What Wall Street analysts are saying about selected stocks in the news Friday

Google (GOOG)

Credit Suisse keeps outperform opinion

Credit Suisse analyst Spencer Wang says Google's first quarter results were largely in line on revenues but significantly better than his expectations on virtually all expense categories. As a result, non-GAAP EPS of $5.16 topped his $4.68 forecast.

Despite the upside in first quarter, Wang cut his $20.50 2009 EPS view by 3.5% to $19.78 (up 1.5% year-over-year).

He says Google and search advertising are clearly not immune to the macro-environment, and he anticipates the next several quarters will remain challenging. On the plus side, he believes ongoing cost management can mitigate the earnings risk.

He has a $400 price target on the stock.

GameStop (GME)

Lazard Capital Markets keeps buy, raises price target

Shares of GameStop declined Friday after a report indicated video game sales were flat in the first quarter and fell in March. Late Thursday, market researcher NPD Group said that U.S. video game sales sank 17% to $1.43 billion in March compared with the same month last year. The drop was greater than analysts expected. For the whole quarter, sales were flat at $4.25 billion.

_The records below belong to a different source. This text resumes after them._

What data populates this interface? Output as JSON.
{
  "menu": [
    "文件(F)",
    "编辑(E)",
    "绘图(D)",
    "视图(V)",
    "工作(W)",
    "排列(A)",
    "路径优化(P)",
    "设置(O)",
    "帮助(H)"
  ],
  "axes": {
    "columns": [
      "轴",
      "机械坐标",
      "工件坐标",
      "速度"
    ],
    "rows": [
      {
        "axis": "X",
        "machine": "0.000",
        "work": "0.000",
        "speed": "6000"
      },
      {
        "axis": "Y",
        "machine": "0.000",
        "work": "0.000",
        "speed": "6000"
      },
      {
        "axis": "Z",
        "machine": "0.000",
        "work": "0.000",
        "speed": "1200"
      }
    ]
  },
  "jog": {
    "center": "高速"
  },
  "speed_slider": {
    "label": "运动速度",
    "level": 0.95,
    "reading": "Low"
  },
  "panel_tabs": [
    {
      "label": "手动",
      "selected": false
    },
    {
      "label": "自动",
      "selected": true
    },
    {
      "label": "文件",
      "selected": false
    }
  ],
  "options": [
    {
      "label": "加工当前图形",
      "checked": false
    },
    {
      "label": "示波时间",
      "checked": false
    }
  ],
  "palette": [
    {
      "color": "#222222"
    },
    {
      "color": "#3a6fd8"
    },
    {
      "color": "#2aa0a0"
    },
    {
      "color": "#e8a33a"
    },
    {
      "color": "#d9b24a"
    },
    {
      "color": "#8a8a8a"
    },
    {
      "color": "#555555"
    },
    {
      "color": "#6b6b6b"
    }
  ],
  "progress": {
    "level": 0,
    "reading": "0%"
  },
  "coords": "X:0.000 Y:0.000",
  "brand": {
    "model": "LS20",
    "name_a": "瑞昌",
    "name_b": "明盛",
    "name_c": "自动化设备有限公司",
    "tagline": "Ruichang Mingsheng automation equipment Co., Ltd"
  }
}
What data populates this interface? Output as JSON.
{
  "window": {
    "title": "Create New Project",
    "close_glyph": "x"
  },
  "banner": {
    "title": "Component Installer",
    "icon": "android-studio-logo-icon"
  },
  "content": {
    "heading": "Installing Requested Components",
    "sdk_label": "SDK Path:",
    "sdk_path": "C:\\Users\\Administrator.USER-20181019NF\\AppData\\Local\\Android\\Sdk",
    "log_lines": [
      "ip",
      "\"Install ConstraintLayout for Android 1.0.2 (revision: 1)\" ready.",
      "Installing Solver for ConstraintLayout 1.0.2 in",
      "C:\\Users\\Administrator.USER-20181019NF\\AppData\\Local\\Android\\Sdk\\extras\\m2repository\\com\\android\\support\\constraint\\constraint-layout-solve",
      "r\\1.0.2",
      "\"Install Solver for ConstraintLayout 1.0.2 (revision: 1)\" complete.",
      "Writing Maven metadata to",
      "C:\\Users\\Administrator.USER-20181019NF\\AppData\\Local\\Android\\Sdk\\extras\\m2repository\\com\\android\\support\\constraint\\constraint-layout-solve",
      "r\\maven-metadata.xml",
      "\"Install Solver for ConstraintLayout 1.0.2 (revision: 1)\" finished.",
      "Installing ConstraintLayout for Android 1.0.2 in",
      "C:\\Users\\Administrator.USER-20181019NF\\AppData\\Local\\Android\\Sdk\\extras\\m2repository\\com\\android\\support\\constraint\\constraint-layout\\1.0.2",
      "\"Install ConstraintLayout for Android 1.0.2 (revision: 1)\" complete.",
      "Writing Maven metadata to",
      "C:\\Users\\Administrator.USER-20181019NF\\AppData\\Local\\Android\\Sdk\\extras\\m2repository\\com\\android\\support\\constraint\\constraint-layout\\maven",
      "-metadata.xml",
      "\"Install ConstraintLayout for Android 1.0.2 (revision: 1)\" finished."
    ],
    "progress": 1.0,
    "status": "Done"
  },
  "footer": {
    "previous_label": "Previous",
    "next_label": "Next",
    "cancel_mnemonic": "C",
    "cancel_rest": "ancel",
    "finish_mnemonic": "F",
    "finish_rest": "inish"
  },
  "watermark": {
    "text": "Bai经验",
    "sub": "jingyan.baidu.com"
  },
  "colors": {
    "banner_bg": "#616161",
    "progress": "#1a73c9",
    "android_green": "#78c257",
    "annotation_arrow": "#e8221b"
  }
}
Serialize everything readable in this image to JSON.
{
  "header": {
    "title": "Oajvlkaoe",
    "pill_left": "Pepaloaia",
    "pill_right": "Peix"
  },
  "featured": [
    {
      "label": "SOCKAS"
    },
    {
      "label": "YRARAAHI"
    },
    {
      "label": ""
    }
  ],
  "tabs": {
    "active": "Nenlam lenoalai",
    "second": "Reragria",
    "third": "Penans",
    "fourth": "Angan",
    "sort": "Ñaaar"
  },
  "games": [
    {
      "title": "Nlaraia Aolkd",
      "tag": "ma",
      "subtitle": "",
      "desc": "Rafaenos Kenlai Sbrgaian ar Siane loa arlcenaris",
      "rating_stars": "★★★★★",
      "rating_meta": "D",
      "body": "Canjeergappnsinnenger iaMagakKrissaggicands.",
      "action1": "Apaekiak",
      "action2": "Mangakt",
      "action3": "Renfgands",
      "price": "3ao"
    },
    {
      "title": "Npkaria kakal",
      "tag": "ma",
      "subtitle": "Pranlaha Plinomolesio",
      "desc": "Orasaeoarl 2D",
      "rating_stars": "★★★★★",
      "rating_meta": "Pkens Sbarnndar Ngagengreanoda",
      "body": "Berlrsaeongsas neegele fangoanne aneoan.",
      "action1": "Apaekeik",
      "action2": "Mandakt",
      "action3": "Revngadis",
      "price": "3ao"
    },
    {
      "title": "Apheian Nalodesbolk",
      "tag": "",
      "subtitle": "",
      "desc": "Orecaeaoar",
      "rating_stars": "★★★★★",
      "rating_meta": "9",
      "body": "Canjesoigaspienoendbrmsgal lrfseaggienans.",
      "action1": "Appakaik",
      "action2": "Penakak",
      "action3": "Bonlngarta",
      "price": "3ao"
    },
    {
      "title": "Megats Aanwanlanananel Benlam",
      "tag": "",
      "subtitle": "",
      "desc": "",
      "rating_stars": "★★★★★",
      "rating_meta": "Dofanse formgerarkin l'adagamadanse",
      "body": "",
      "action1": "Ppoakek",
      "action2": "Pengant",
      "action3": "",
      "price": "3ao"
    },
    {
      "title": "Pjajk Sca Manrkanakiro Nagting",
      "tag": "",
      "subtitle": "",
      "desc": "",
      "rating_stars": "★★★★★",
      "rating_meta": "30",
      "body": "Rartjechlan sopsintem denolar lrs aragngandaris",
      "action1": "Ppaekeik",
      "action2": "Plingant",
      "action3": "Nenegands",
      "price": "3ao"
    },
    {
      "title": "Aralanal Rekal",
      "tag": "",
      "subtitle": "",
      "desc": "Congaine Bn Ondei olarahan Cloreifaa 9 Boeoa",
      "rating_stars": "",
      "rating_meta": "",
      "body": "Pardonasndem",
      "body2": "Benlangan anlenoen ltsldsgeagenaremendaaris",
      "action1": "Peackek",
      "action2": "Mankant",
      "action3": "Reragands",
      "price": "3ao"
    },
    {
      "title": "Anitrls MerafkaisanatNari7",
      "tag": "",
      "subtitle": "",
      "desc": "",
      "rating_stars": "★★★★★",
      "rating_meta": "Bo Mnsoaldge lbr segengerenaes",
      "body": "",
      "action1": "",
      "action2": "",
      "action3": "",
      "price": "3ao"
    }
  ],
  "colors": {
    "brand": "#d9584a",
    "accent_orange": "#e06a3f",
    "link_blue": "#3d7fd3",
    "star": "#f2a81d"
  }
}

GameStop said Friday it still expects to earn 40 cents to 42 cents per share in the first quarter. For the full year, it expects earnings to grow 18 percent to 22 percent, which implies 2009 earnings of $2.81 to $2.90 per share. Analysts polled by Thomson Reuters expect first-quarter earnings of 41 cents per share and full-year earnings of $2.87 per share.

GameStop pointed to strong sales of new games the successful launch of Nintendo's new DSi portable game player.

In a client note, Lazard Capital Markets analyst Colin Sebastian raised his first-quarter estimates for GameStop, citing the company's outlook, his belief that the company's business is "steady despite negative headlines" and a "healthy" used video game market.

He also kept his buy rating and raised price target for the stock by $3 to $34, citing ongoing healthy profit growth and GameStop's relative stability in sales despite a difficult consumer environment.

Tyco Electronics (TEL)

RBC Capital keeps outperform opinion

RBC Capital Analyst Amit Daryanani says Tyco Electronics' second quarter sales are anticipated to be $2.5 billion, above the Street's $2.4 billion forecast.

Daryanani notes TEL also said it plans to divest Wireless Systems business, whereby it will receive $675 million in cash. The analyst thinks the divestiture adds a datapoint to allay investor concerns regarding leverage.

He is leaving $0.38 fiscal year 2009 (September) and $0.77 fiscal year 2010 EPS estimates unchanged until TEL's EPS call Apr. 29 until there further clarity on guidance and EPS impact of the deal. He expects EPS impact from deal will be minimal, especially if TEL decides to use cash proceeds to lower debt levels.